Welcome to the Q&A, an occasional bonus issue that will help you get to know the leaders, builders, and thinkers working to give us back control over our online lives. Let me know what you think and who else you’d like to hear from at [email protected].
Ganesh Shankar
Director of Product Management, User Protection
Google Privacy, Safety & Security
Ganesh has over 15 years of experience in product management, specializing in complex problems at the intersection of technology and society, including healthcare, crisis response, and online safety. Having lived and worked in Australia, the UK, Germany, and Canada while supporting globally distributed teams, he is particularly interested in exploring the societal implications of AI and its potential for creating a safer world.
1. How do you describe what you do to people who are not in the technology industry?
I’m on a mission to scale safety. Every piece of technology can be used for good or ill, and the purpose of my organization is to put the right safeguards in place to ensure that we maximize the positive benefits of new technologies while minimizing their potential for harm.
To take an example from outside the technology industry, we act as both Fire Wardens and Fire Fighters.
We spend a lot of time with subject matter experts in policy to create standards and common technologies that product teams can adopt to prevent known types of misuse. When we detect a novel risk, we work with products to mitigate the problem, and then update our standards and common technologies to protect everyone at scale.
2. What is your origin story? What made you care about this work and enter your field?
I’ve always been fascinated by the diversity of people and cultures in the world and what brings us together or pulls us apart. As someone who has immigrated to start a new life in a new country several times, I’m keenly aware of what it’s like to be on the outside of communities and what it takes to integrate while preserving what makes you, you.
I’ve always wanted to work on developing technology that helps solve real-world problems, and I gravitate to these areas.
A few years ago I worked on a project that used technology to foster healthy and sustainable communities. I learned a lot about culture and communities and became a behavioral science nerd because in these kinds of projects, where technology intersects with society, the technology part tends to be a lot easier than predicting human behavior.
I didn’t realize it at the time, but I was already working on a safety problem, for if you are looking to build a healthy community, you also need policies, processes and social norms, as well as the technology to manage them.
I fell in love with this problem space, which is inherently about finding equilibrium and making things better, while accepting that you can never solve things completely because the global and technological landscapes are always shifting. It’s an evergreen mission, in a way, and that’s humbling and exciting.
3. What book(s), paper(s), or project(s) influenced how you think about the relationship between platforms and the communities who use them?

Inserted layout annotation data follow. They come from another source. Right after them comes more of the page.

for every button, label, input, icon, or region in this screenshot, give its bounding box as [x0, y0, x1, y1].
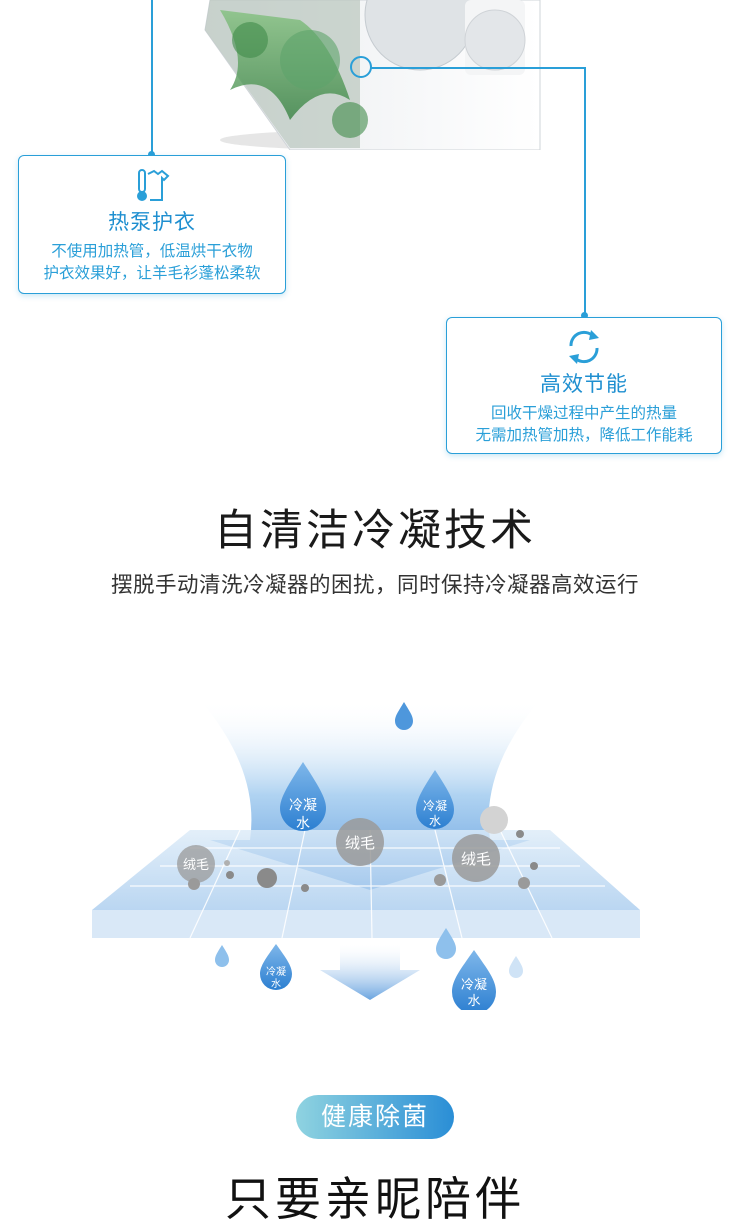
- drop-label: 水: [429, 814, 441, 828]
- self-cleaning-condenser-illustration: 冷凝 水 冷凝 水 冷凝 水 冷凝 水 绒毛 绒毛 绒毛: [92, 700, 640, 1010]
- lint-ball: [518, 877, 530, 889]
- water-drop: [280, 762, 326, 831]
- drop-label: 水: [296, 816, 310, 832]
- feature-desc-line: 护衣效果好，让羊毛衫蓬松柔软: [43, 264, 261, 282]
- lint-ball: [452, 834, 500, 882]
- callout-line-1: [151, 0, 153, 154]
- lint-ball: [301, 884, 309, 892]
- lint-ball: [336, 818, 384, 866]
- water-drop: [215, 945, 229, 967]
- thermometer-shirt-icon: [137, 169, 170, 201]
- dryer-illustration: [204, 0, 541, 150]
- section-subtitle: 摆脱手动清洗冷凝器的困扰，同时保持冷凝器高效运行: [110, 573, 639, 598]
- drop-label: 水: [271, 978, 281, 990]
- filter-mesh: [92, 830, 640, 910]
- recycle-arrows-icon: [569, 330, 599, 364]
- feature-description: 不使用加热管，低温烘干衣物 护衣效果好，让羊毛衫蓬松柔软: [19, 240, 285, 284]
- callout-dot-1: [148, 151, 155, 158]
- lint-ball: [177, 845, 215, 883]
- lint-label: 绒毛: [461, 850, 491, 868]
- drop-label: 水: [467, 994, 480, 1009]
- drop-label: 冷凝: [423, 798, 447, 813]
- drop-label: 冷凝: [289, 798, 317, 814]
- drop-label: 冷凝: [266, 965, 286, 978]
- lint-ball: [226, 871, 234, 879]
- drop-label: 冷凝: [461, 977, 487, 993]
- bottom-section-title: 只要亲昵陪伴: [225, 1172, 525, 1226]
- water-drop: [416, 770, 454, 829]
- feature-desc-line: 回收干燥过程中产生的热量: [490, 404, 677, 422]
- lint-ball: [516, 830, 524, 838]
- callout-line-2-h: [370, 67, 585, 69]
- lint-ball: [434, 874, 446, 886]
- water-drop: [395, 702, 413, 730]
- lint-ball: [257, 868, 277, 888]
- feature-title: 高效节能: [540, 372, 628, 396]
- callout-line-2-v: [584, 67, 586, 317]
- section-title: 自清洁冷凝技术: [214, 506, 536, 556]
- lint-ball: [480, 806, 508, 834]
- feature-badge: 健康除菌: [296, 1095, 454, 1139]
- water-drop: [452, 950, 496, 1010]
- water-drop: [436, 928, 456, 959]
- lint-label: 绒毛: [183, 858, 209, 873]
- feature-desc-line: 不使用加热管，低温烘干衣物: [51, 242, 253, 260]
- lint-ball: [188, 878, 200, 890]
- feature-card-energy-saving: 高效节能 回收干燥过程中产生的热量 无需加热管加热，降低工作能耗: [446, 317, 722, 454]
- callout-dot-2: [581, 312, 588, 319]
- lint-ball: [530, 862, 538, 870]
- water-drop: [260, 944, 292, 990]
- feature-desc-line: 无需加热管加热，降低工作能耗: [475, 426, 693, 444]
- feature-card-heat-pump: 热泵护衣 不使用加热管，低温烘干衣物 护衣效果好，让羊毛衫蓬松柔软: [18, 155, 286, 294]
- feature-title: 热泵护衣: [108, 210, 196, 234]
- lint-label: 绒毛: [345, 834, 375, 852]
- lint-ball: [224, 860, 230, 866]
- water-drop: [509, 956, 523, 978]
- feature-description: 回收干燥过程中产生的热量 无需加热管加热，降低工作能耗: [447, 402, 721, 446]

“The Art of Community” by Charles Vogl - which was recommended to me when I started working on technology to support communities. While the book is not specific to online communities, I love the way it breaks down what defines a community and what healthy communities need to succeed.

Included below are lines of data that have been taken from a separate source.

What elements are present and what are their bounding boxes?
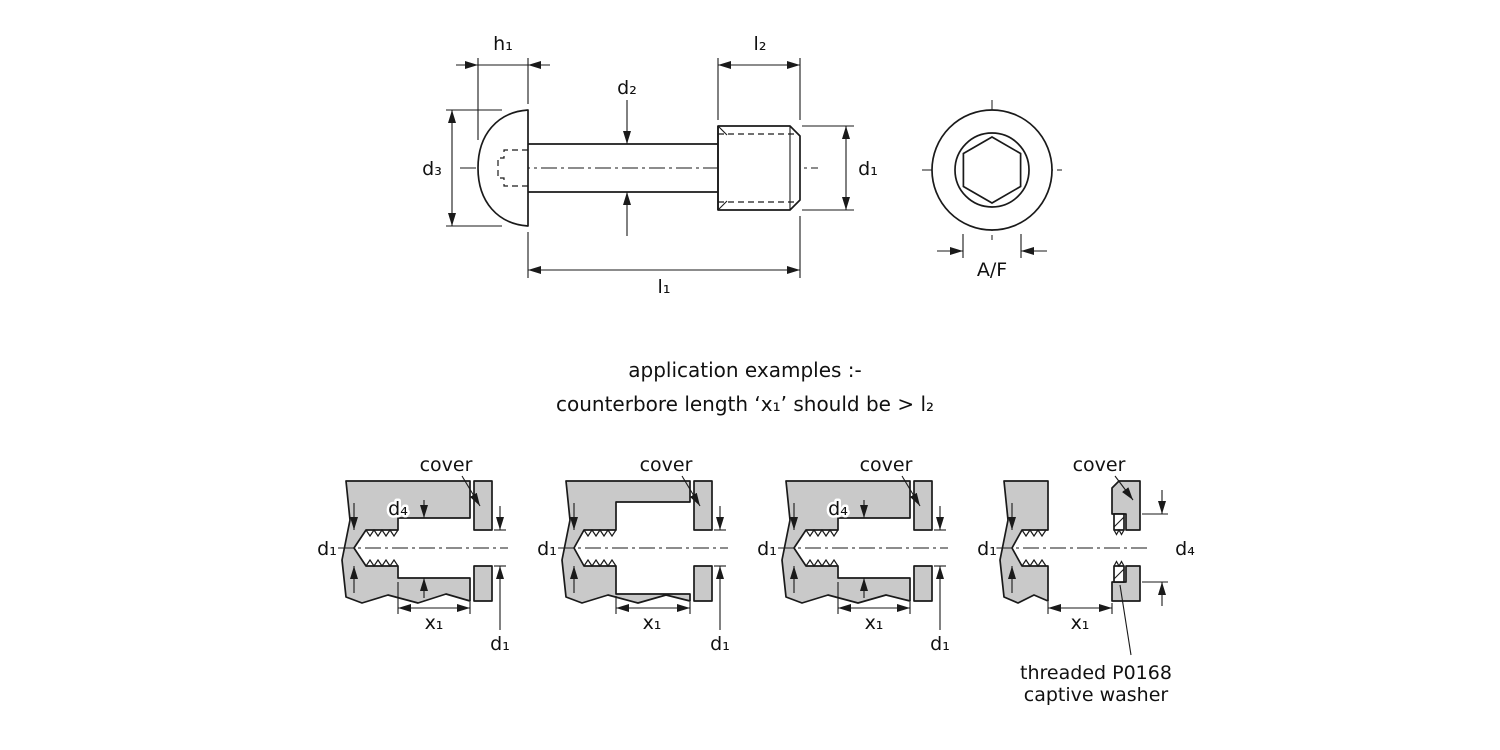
label-d4-1: d₄ — [388, 498, 408, 520]
hex-socket — [962, 136, 1022, 204]
label-h1: h₁ — [493, 33, 513, 55]
dim-d1-right-2: d₁ — [708, 506, 732, 658]
dim-d4-right-4: d₄ — [1142, 490, 1198, 606]
label-d1-left-1: d₁ — [317, 538, 337, 560]
label-x1-1: x₁ — [425, 612, 444, 634]
dim-d1-right-1: d₁ — [488, 506, 512, 658]
cover-callout-1: cover — [417, 452, 481, 507]
dim-d1-right-3: d₁ — [928, 506, 952, 658]
dim-l2: l₂ — [717, 31, 801, 120]
block-4 — [999, 480, 1049, 604]
tapped-thread-top-1 — [365, 528, 399, 538]
block-2 — [561, 480, 691, 604]
dim-d3: d₃ — [420, 109, 502, 227]
block-3 — [781, 480, 911, 604]
washer-thread-bottom — [1113, 560, 1125, 568]
note-line1: application examples :- — [628, 358, 862, 382]
label-cover-4: cover — [1073, 454, 1126, 476]
label-d4-right-4: d₄ — [1175, 538, 1195, 560]
dim-x1-3: x₁ — [837, 582, 911, 637]
label-cover-2: cover — [640, 454, 693, 476]
label-x1-4: x₁ — [1071, 612, 1090, 634]
label-d3: d₃ — [422, 158, 442, 180]
label-d1-left-4: d₁ — [977, 538, 997, 560]
tapped-thread-bottom-3 — [805, 558, 839, 568]
notes: application examples :- counterbore leng… — [556, 358, 934, 416]
thread-body — [717, 125, 801, 211]
dim-x1-4: x₁ — [1047, 602, 1113, 637]
label-l1: l₁ — [658, 276, 671, 298]
label-x1-3: x₁ — [865, 612, 884, 634]
application-example-3: d₁ d₄ cover x₁ d₁ — [755, 452, 953, 658]
tapped-thread-top-3 — [805, 528, 839, 538]
dim-h1: h₁ — [456, 31, 550, 140]
label-d1-left-2: d₁ — [537, 538, 557, 560]
note-line2: counterbore length ‘x₁’ should be > l₂ — [556, 392, 934, 416]
washer-callout: threaded P0168 captive washer — [1018, 584, 1174, 709]
dim-d1-left-4: d₁ — [975, 503, 1016, 593]
dim-d1-left-1: d₁ — [315, 503, 358, 593]
label-d1-side: d₁ — [858, 158, 878, 180]
dim-af: A/F — [937, 234, 1047, 284]
dim-d1-left-2: d₁ — [535, 503, 578, 593]
label-cover-3: cover — [860, 454, 913, 476]
washer-note-line1: threaded P0168 — [1020, 662, 1172, 684]
tapped-thread-bottom-1 — [365, 558, 399, 568]
cover-plate-1-bottom — [473, 565, 493, 602]
application-example-2: d₁ cover x₁ d₁ — [535, 452, 733, 658]
dim-d1-left-3: d₁ — [755, 503, 798, 593]
washer-leader-line — [1119, 584, 1132, 656]
dim-d1-side: d₁ — [802, 125, 880, 211]
label-af: A/F — [977, 259, 1007, 281]
block-1 — [341, 480, 471, 604]
washer-note-line2: captive washer — [1024, 684, 1169, 706]
label-d1-left-3: d₁ — [757, 538, 777, 560]
dim-x1-1: x₁ — [397, 582, 471, 637]
cover-plate-2-bottom — [693, 565, 713, 602]
dim-d4-1: d₄ — [386, 496, 428, 598]
thread-chamfer-left-bottom — [717, 200, 728, 211]
label-cover-1: cover — [420, 454, 473, 476]
tapped-thread-top-2 — [583, 528, 617, 538]
head-outer-circle — [931, 109, 1053, 231]
label-d1-right-1: d₁ — [490, 633, 510, 655]
label-d2: d₂ — [617, 77, 637, 99]
label-x1-2: x₁ — [643, 612, 662, 634]
end-view: A/F — [922, 100, 1062, 284]
cover-plate-1-top — [473, 480, 493, 531]
captive-washer — [1113, 513, 1125, 583]
cover-plate-3-bottom — [913, 565, 933, 602]
screw-head — [477, 109, 529, 227]
cover-callout-2: cover — [637, 452, 701, 507]
dim-d2: d₂ — [615, 75, 639, 236]
cover-callout-4: cover — [1070, 452, 1134, 501]
application-example-1: d₁ d₄ cover x₁ d₁ — [315, 452, 513, 658]
thread-chamfer-left-top — [717, 125, 728, 136]
side-view: h₁ l₂ d₂ d₃ d₁ — [420, 31, 881, 301]
socket-circle — [954, 132, 1030, 208]
cover-plate-3-top — [913, 480, 933, 531]
application-example-4: d₁ cover x₁ d₄ threaded P0168 captive wa… — [975, 452, 1198, 709]
cover-plate-4-top — [1111, 480, 1141, 531]
socket-hidden-lines — [497, 149, 528, 187]
washer-thread-top — [1113, 528, 1125, 536]
label-d1-right-3: d₁ — [930, 633, 950, 655]
label-l2: l₂ — [754, 33, 767, 55]
dim-d4-3: d₄ — [826, 496, 868, 598]
label-d4-3: d₄ — [828, 498, 848, 520]
label-d1-right-2: d₁ — [710, 633, 730, 655]
tapped-thread-top-4 — [1021, 528, 1047, 538]
cover-plate-4-bottom — [1111, 565, 1141, 602]
cover-plate-2-top — [693, 480, 713, 531]
dim-l1: l₁ — [527, 216, 801, 301]
tapped-thread-bottom-2 — [583, 558, 617, 568]
dim-x1-2: x₁ — [615, 596, 691, 637]
tapped-thread-bottom-4 — [1021, 558, 1047, 568]
cover-callout-3: cover — [857, 452, 921, 507]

This book and my work in communities caused me to think of communities as a form of collective personality, with every member who joins or leaves that community changing the personality a little, and you can and should expect communities to evolve over time. We can’t freeze them in place even if we wanted to. So, successful communities are ones that invest in themselves and are able to adapt to change.
4. What are you working on right now that you are most excited about?
I’m excited about the use of emerging AI capabilities to create a safer world. So much of the work of safety teams involves understanding context, and telling the difference between innocuous or harmful behavior. Large web platforms of the past decade excelled at scale but struggled with nuance; however, the ability of frontier models to reason and understand multi-modal content provides a step change in capabilities, which teams focused on safety can use to further our work.
5. If you could get everyone in this space to pay attention to one under-appreciated problem or opportunity, what would it be?
The platforms that power the modern web give developers incredible reach. You can easily create a new product that can reach tens or hundreds of millions of people in weeks. This cuts both ways: by allowing us to scale ideas and businesses faster than ever, but if those same ideas have inherent safety risks, you scale them too.
For those developing new products, we keep in mind possible failure scenarios, and not just test the “happy path” to success. For platform providers, we need to make safety inherent in the design of the platform.
To take a real-world analogy: when you build a new car, you crash test it as part of the process, because it is easier to make the design safer before scaling manufacturing. This safety by design approach is what we should strive for in online platforms as well.